It also means a complicated series of maneuvers - and traffic changes - to reconfigure the eastern end of the existing Bay Bridge in both directions so that a portion of the incline section can be cut away to make way for construction of the eastbound landing of the new bridge.
"It's going to be challenging, but nothing compared to some of the challenges we've already overcome," Ney said.
Those reconfigurations will bring changes in the alignments of the westbound approach to the existing bridge as well as the eastbound landing, both of which will take a turn to the south. The new eastbound alignment will probably premiere in May or June. The westbound change, which will include a temporary span, is likely to come at the end of 2011.
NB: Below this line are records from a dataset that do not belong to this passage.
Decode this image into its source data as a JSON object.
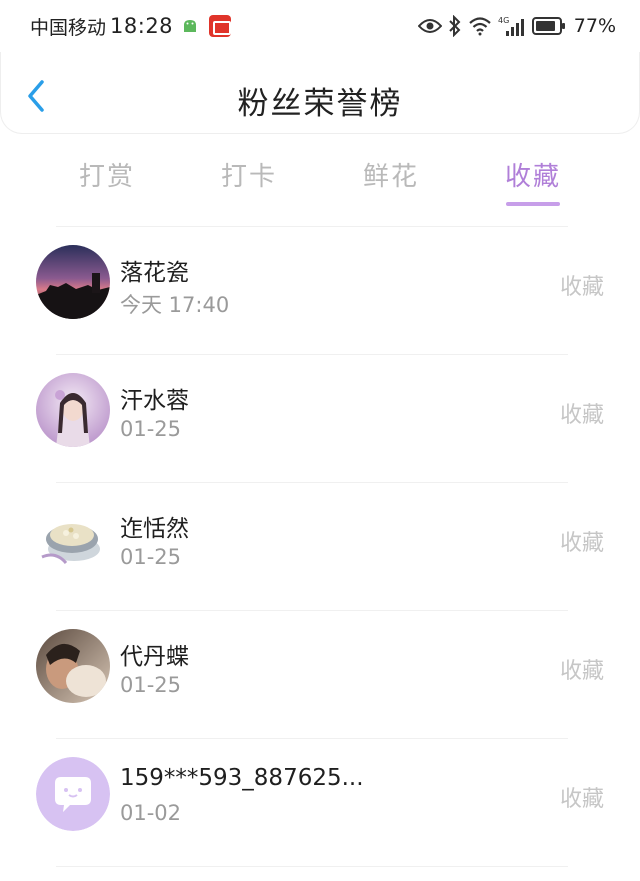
{
  "status_bar": {
    "carrier": "中国移动",
    "time": "18:28",
    "network": "4G",
    "battery": "77%",
    "icons": [
      "android-icon",
      "app-notification-icon",
      "eye-icon",
      "bluetooth-icon",
      "wifi-icon",
      "signal-icon",
      "battery-icon"
    ]
  },
  "header": {
    "title": "粉丝荣誉榜",
    "back_icon": "chevron-left-icon",
    "accent_color": "#2a9ee8"
  },
  "tabs": [
    {
      "label": "打赏",
      "active": false
    },
    {
      "label": "打卡",
      "active": false
    },
    {
      "label": "鲜花",
      "active": false
    },
    {
      "label": "收藏",
      "active": true
    }
  ],
  "active_color": "#b07fd8",
  "fans": [
    {
      "name": "落花瓷",
      "date": "今天 17:40",
      "action": "收藏",
      "avatar": "sunset-photo"
    },
    {
      "name": "汗水蓉",
      "date": "01-25",
      "action": "收藏",
      "avatar": "portrait-girl"
    },
    {
      "name": "迮恬然",
      "date": "01-25",
      "action": "收藏",
      "avatar": "bowl-of-food"
    },
    {
      "name": "代丹蝶",
      "date": "01-25",
      "action": "收藏",
      "avatar": "person-photo"
    },
    {
      "name": "159***593_887625...",
      "date": "01-02",
      "action": "收藏",
      "avatar": "default-chat-avatar"
    }
  ]
}
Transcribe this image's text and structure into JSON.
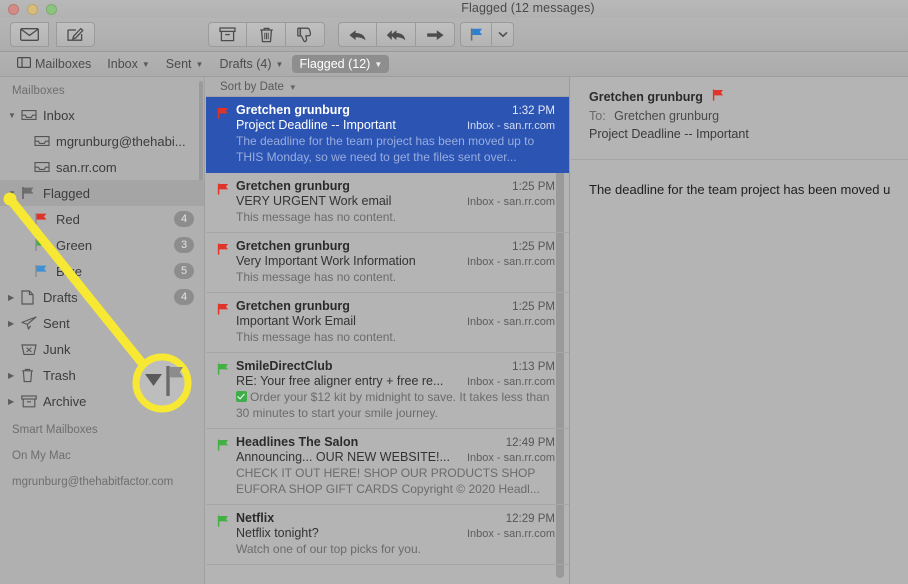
{
  "window": {
    "title": "Flagged (12 messages)",
    "traffic_lights": [
      "close-button",
      "minimize-button",
      "zoom-button"
    ]
  },
  "toolbar": {
    "groups": [
      {
        "name": "mail-actions",
        "buttons": [
          {
            "name": "get-mail-button",
            "icon": "envelope-icon",
            "label": "Get Mail"
          },
          {
            "name": "compose-button",
            "icon": "compose-icon",
            "label": "New Message"
          }
        ]
      },
      {
        "name": "message-actions",
        "buttons": [
          {
            "name": "archive-button",
            "icon": "archive-icon",
            "label": "Archive"
          },
          {
            "name": "delete-button",
            "icon": "trash-icon",
            "label": "Delete"
          },
          {
            "name": "junk-button",
            "icon": "thumbs-down-icon",
            "label": "Junk"
          }
        ]
      },
      {
        "name": "reply-actions",
        "buttons": [
          {
            "name": "reply-button",
            "icon": "reply-arrow-icon",
            "label": "Reply"
          },
          {
            "name": "reply-all-button",
            "icon": "reply-all-arrow-icon",
            "label": "Reply All"
          },
          {
            "name": "forward-button",
            "icon": "forward-arrow-icon",
            "label": "Forward"
          }
        ]
      },
      {
        "name": "flag-actions",
        "buttons": [
          {
            "name": "flag-button",
            "icon": "blue-flag-icon",
            "label": "Flag"
          },
          {
            "name": "flag-dropdown-button",
            "icon": "chevron-down-icon",
            "label": "Flag options"
          }
        ]
      }
    ]
  },
  "favorites_bar": {
    "items": [
      {
        "label": "Mailboxes",
        "icon": "sidebar-toggle-icon",
        "has_chevron": false,
        "active": false
      },
      {
        "label": "Inbox",
        "icon": "",
        "has_chevron": true,
        "active": false
      },
      {
        "label": "Sent",
        "icon": "",
        "has_chevron": true,
        "active": false
      },
      {
        "label": "Drafts (4)",
        "icon": "",
        "has_chevron": true,
        "active": false
      },
      {
        "label": "Flagged (12)",
        "icon": "",
        "has_chevron": true,
        "active": true
      }
    ]
  },
  "sidebar": {
    "header": "Mailboxes",
    "items": [
      {
        "label": "Inbox",
        "icon": "inbox-icon",
        "triangle": "down",
        "indent": 0,
        "badge": "",
        "selected": false
      },
      {
        "label": "mgrunburg@thehabi...",
        "icon": "inbox-icon",
        "triangle": "none",
        "indent": 1,
        "badge": "",
        "selected": false
      },
      {
        "label": "san.rr.com",
        "icon": "inbox-icon",
        "triangle": "none",
        "indent": 1,
        "badge": "",
        "selected": false
      },
      {
        "label": "Flagged",
        "icon": "flag-gray-icon",
        "triangle": "down",
        "indent": 0,
        "badge": "",
        "selected": true
      },
      {
        "label": "Red",
        "icon": "flag-red-icon",
        "triangle": "none",
        "indent": 1,
        "badge": "4",
        "selected": false
      },
      {
        "label": "Green",
        "icon": "flag-green-icon",
        "triangle": "none",
        "indent": 1,
        "badge": "3",
        "selected": false
      },
      {
        "label": "Blue",
        "icon": "flag-blue-icon",
        "triangle": "none",
        "indent": 1,
        "badge": "5",
        "selected": false
      },
      {
        "label": "Drafts",
        "icon": "drafts-icon",
        "triangle": "right",
        "indent": 0,
        "badge": "4",
        "selected": false
      },
      {
        "label": "Sent",
        "icon": "sent-icon",
        "triangle": "right",
        "indent": 0,
        "badge": "",
        "selected": false
      },
      {
        "label": "Junk",
        "icon": "junk-icon",
        "triangle": "none",
        "indent": 0,
        "badge": "",
        "selected": false
      },
      {
        "label": "Trash",
        "icon": "trash-icon",
        "triangle": "right",
        "indent": 0,
        "badge": "",
        "selected": false
      },
      {
        "label": "Archive",
        "icon": "archive-icon",
        "triangle": "right",
        "indent": 0,
        "badge": "",
        "selected": false
      }
    ],
    "groups": [
      {
        "label": "Smart Mailboxes"
      },
      {
        "label": "On My Mac"
      },
      {
        "label": "mgrunburg@thehabitfactor.com"
      }
    ]
  },
  "message_list": {
    "sort_label": "Sort by Date",
    "messages": [
      {
        "from": "Gretchen grunburg",
        "time": "1:32 PM",
        "subject": "Project Deadline -- Important",
        "mailbox": "Inbox - san.rr.com",
        "preview": "The deadline for the team project has been moved up to THIS Monday, so we need to get the files sent over...",
        "flag": "red",
        "selected": true,
        "has_check": false
      },
      {
        "from": "Gretchen grunburg",
        "time": "1:25 PM",
        "subject": "VERY URGENT Work email",
        "mailbox": "Inbox - san.rr.com",
        "preview": "This message has no content.",
        "flag": "red",
        "selected": false,
        "has_check": false
      },
      {
        "from": "Gretchen grunburg",
        "time": "1:25 PM",
        "subject": "Very Important Work Information",
        "mailbox": "Inbox - san.rr.com",
        "preview": "This message has no content.",
        "flag": "red",
        "selected": false,
        "has_check": false
      },
      {
        "from": "Gretchen grunburg",
        "time": "1:25 PM",
        "subject": "Important Work Email",
        "mailbox": "Inbox - san.rr.com",
        "preview": "This message has no content.",
        "flag": "red",
        "selected": false,
        "has_check": false
      },
      {
        "from": "SmileDirectClub",
        "time": "1:13 PM",
        "subject": "RE: Your free aligner entry + free re...",
        "mailbox": "Inbox - san.rr.com",
        "preview": "Order your $12 kit by midnight to save. It takes less than 30 minutes to start your smile journey.",
        "flag": "green",
        "selected": false,
        "has_check": true
      },
      {
        "from": "Headlines The Salon",
        "time": "12:49 PM",
        "subject": "Announcing... OUR NEW WEBSITE!...",
        "mailbox": "Inbox - san.rr.com",
        "preview": "CHECK IT OUT HERE! SHOP OUR PRODUCTS SHOP EUFORA SHOP GIFT CARDS Copyright © 2020 Headl...",
        "flag": "green",
        "selected": false,
        "has_check": false
      },
      {
        "from": "Netflix",
        "time": "12:29 PM",
        "subject": "Netflix tonight?",
        "mailbox": "Inbox - san.rr.com",
        "preview": "Watch one of our top picks for you.",
        "flag": "green",
        "selected": false,
        "has_check": false
      }
    ]
  },
  "reading_pane": {
    "from": "Gretchen grunburg",
    "flag": "red-flag-icon",
    "to_label": "To:",
    "to": "Gretchen grunburg",
    "subject": "Project Deadline -- Important",
    "body": "The deadline for the team project has been moved u"
  },
  "annotation": {
    "highlight_color": "#f7e833",
    "magnifier_contents": "disclosure-triangle-and-flag"
  },
  "colors": {
    "selection_blue": "#2c54b3",
    "flag_red": "#e0342b",
    "flag_green": "#43b043",
    "flag_blue": "#3d8fd6",
    "window_bg": "#b3b3b3"
  }
}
The cost of the changes has not yet been determined, Ney said, but should not cause the project to exhaust the $900 million contingency fund set aside to cover cost increases.
The accelerated timeline comes after bridge officials offered a package of incentives last December to speed fabrication of the bridge's steel deck and tower segments in China. The tactic apparently worked; steel deliveries have arrived on time or ahead of schedule, and the single tower that will support the suspension span is finally rising from the bay.
On Sunday, a new shipment of steel, including the third of five tower sections to be hoisted into place, will arrive, along with two more pieces of the bridge deck.
"We should be able to get most of the steel up before Christmas," said Peter Lee, program manager for the Bay Area Toll Authority. "It will raise the tower higher than the top of Yerba Buena Island."
The increased speed of the steel deliveries, combined with the changes on the east end of the bridge, will enable the span to open in December 2013, Ney said. For months, engineers have been working on plans to accelerate construction. Their design is complex, but essentially shifts everything to the south to make way for the eastbound landing of the new bridge to be built sooner than 2014. Some lane closures, and potentially a one-direction bridge closure, will be necessary, Ney said.
Work is already under way. Crews are relocating utilities to accommodate the traffic changes that will begin in 2011. Early in the year, access roads used by Caltrans crews and construction workers will be moved to the south.
In May or June, the eastbound lanes of traffic, after they come off the existing Bay Bridge, will also weave to the south. That will make way for crews to widen the incline section of the old bridge so a segment that blocks construction of the new landing can be cut away.
Once traffic is shifted onto that temporary span, again, curving south, construction of the eastbound landing, officially known as the "Oakland touchdown," can commence.
"The whole effort here," said Ney, "is to get the public on the new bridge, completely, as soon as possible."